FRITZ. Retourner en Europe! abandonner notre belle demeure d'hiver de Zeltheim, et notre charmant château d'été de Falkenhorst, nos belles et bonnes bêtes, nos cristaux de sel nos métairies, tant de richesses qui sont à nous, que personne ne nous dispute ou ne nous envie, pour retourner en Europe et y trouver la pauvreté, la guerre, les méchans soldats qui nous ont forcés à partir! et, grâces leur en soient rendues, nous sommes bien plus heureux ici que nous n'aurions jamais pu l'être ailleurs. Il ne nous manque rien. Mon père, pourriez-vous consentir à quitter notre chère île?

LE PÈRE. Elle m'est bien chère aussi, je t'assure, et je ne la quitterais pas sans de vifs regrets, mais...

FRITZ. Mais quoi, mon père? il n'y a point à balancer, nous voulons tous rester ici tous ensemble, ne jamais nous séparer. Je suis bien sûr que mes frères diront comme moi;

et maman qui craint tant la mer ! nous laisserons repartir le capitaine sans qu'aucun de nous soit tenté de le suivre. Ne sais-je pas qu'en Europe les enfans d'une famille pauvre et nombreuse se dispersent de tous côtés pour chercher fortune, comme on dit; et voyez le beau plaisir, quand même ils trouveraient cette fortune, qu'on ne trouve pas toujours, s'ils devenaient étrangers les uns aux autres. Autant vaudrait n'avoir point de parens, s'il faut se séparer d'eux : non, non, mon père, point d'Europe!

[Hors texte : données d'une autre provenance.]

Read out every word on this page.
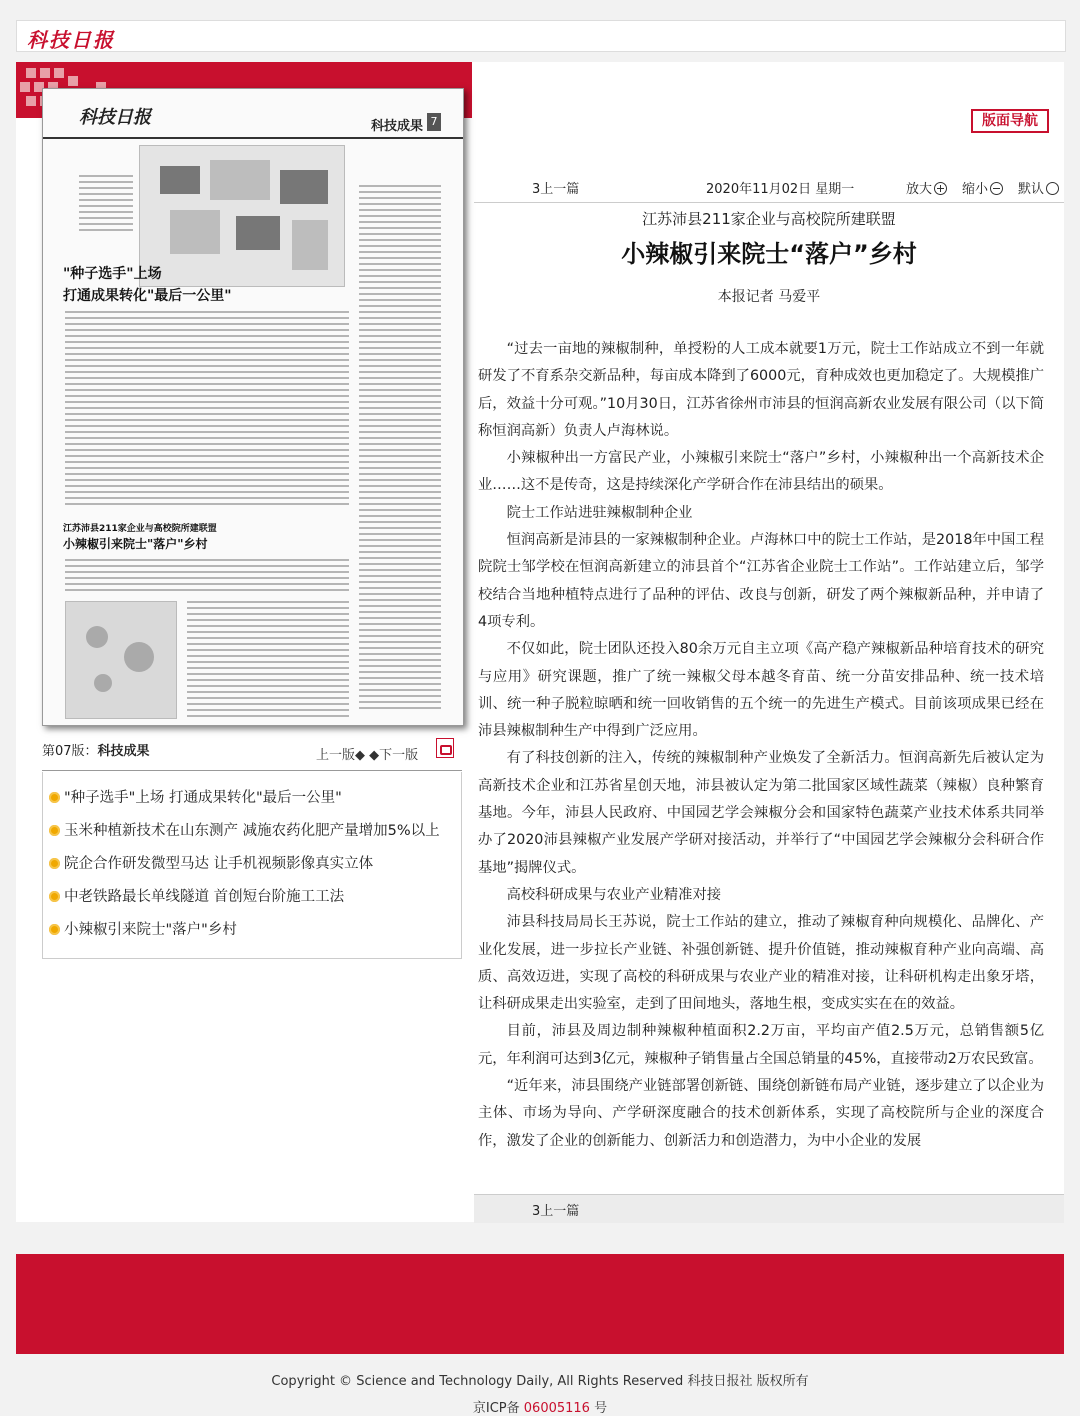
科技日报
科技日报	科技成果 7
"种子选手"上场
打通成果转化"最后一公里"
江苏沛县211家企业与高校院所建联盟
小辣椒引来院士"落户"乡村
第07版：科技成果	上一版◆ ◆下一版
"种子选手"上场 打通成果转化"最后一公里"
玉米种植新技术在山东测产 减施农药化肥产量增加5%以上
院企合作研发微型马达 让手机视频影像真实立体
中老铁路最长单线隧道 首创短台阶施工工法
小辣椒引来院士"落户"乡村
版面导航
3上一篇	2020年11月02日 星期一	放大	缩小	默认
江苏沛县211家企业与高校院所建联盟
小辣椒引来院士“落户”乡村
本报记者 马爱平

“过去一亩地的辣椒制种，单授粉的人工成本就要1万元，院士工作站成立不到一年就研发了不育系杂交新品种，每亩成本降到了6000元，育种成效也更加稳定了。大规模推广后，效益十分可观。”10月30日，江苏省徐州市沛县的恒润高新农业发展有限公司（以下简称恒润高新）负责人卢海林说。

小辣椒种出一方富民产业，小辣椒引来院士“落户”乡村，小辣椒种出一个高新技术企业……这不是传奇，这是持续深化产学研合作在沛县结出的硕果。

院士工作站进驻辣椒制种企业

恒润高新是沛县的一家辣椒制种企业。卢海林口中的院士工作站，是2018年中国工程院院士邹学校在恒润高新建立的沛县首个“江苏省企业院士工作站”。工作站建立后，邹学校结合当地种植特点进行了品种的评估、改良与创新，研发了两个辣椒新品种，并申请了4项专利。

不仅如此，院士团队还投入80余万元自主立项《高产稳产辣椒新品种培育技术的研究与应用》研究课题，推广了统一辣椒父母本越冬育苗、统一分苗安排品种、统一技术培训、统一种子脱粒晾晒和统一回收销售的五个统一的先进生产模式。目前该项成果已经在沛县辣椒制种生产中得到广泛应用。

有了科技创新的注入，传统的辣椒制种产业焕发了全新活力。恒润高新先后被认定为高新技术企业和江苏省星创天地，沛县被认定为第二批国家区域性蔬菜（辣椒）良种繁育基地。今年，沛县人民政府、中国园艺学会辣椒分会和国家特色蔬菜产业技术体系共同举办了2020沛县辣椒产业发展产学研对接活动，并举行了“中国园艺学会辣椒分会科研合作基地”揭牌仪式。

高校科研成果与农业产业精准对接

沛县科技局局长王苏说，院士工作站的建立，推动了辣椒育种向规模化、品牌化、产业化发展，进一步拉长产业链、补强创新链、提升价值链，推动辣椒育种产业向高端、高质、高效迈进，实现了高校的科研成果与农业产业的精准对接，让科研机构走出象牙塔，让科研成果走出实验室，走到了田间地头，落地生根，变成实实在在的效益。

目前，沛县及周边制种辣椒种植面积2.2万亩，平均亩产值2.5万元，总销售额5亿元，年利润可达到3亿元，辣椒种子销售量占全国总销量的45%，直接带动2万农民致富。

“近年来，沛县围绕产业链部署创新链、围绕创新链布局产业链，逐步建立了以企业为主体、市场为导向、产学研深度融合的技术创新体系，实现了高校院所与企业的深度合作，激发了企业的创新能力、创新活力和创造潜力，为中小企业的发展

3上一篇
Copyright © Science and Technology Daily, All Rights Reserved 科技日报社 版权所有
京ICP备 06005116 号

Ici notre fortune est toute faite ; nous n'avons pas besoin de cet argent qui cause, dit-on tous les malheurs et toutes les disputes; et, si vous m'en croyez, vous donnerez à ce capitaine tout celui que nous avons trouvé dans la chambre du nôtre; il le rendra à ses parens, s'il en a ou le gardera pour lui : nous n'en avons que faire ici, et puisque nous sommes heureux sans or et sans argent, ne serions-nous pas fous d'aller en Europe en chercher ou en manquer ? »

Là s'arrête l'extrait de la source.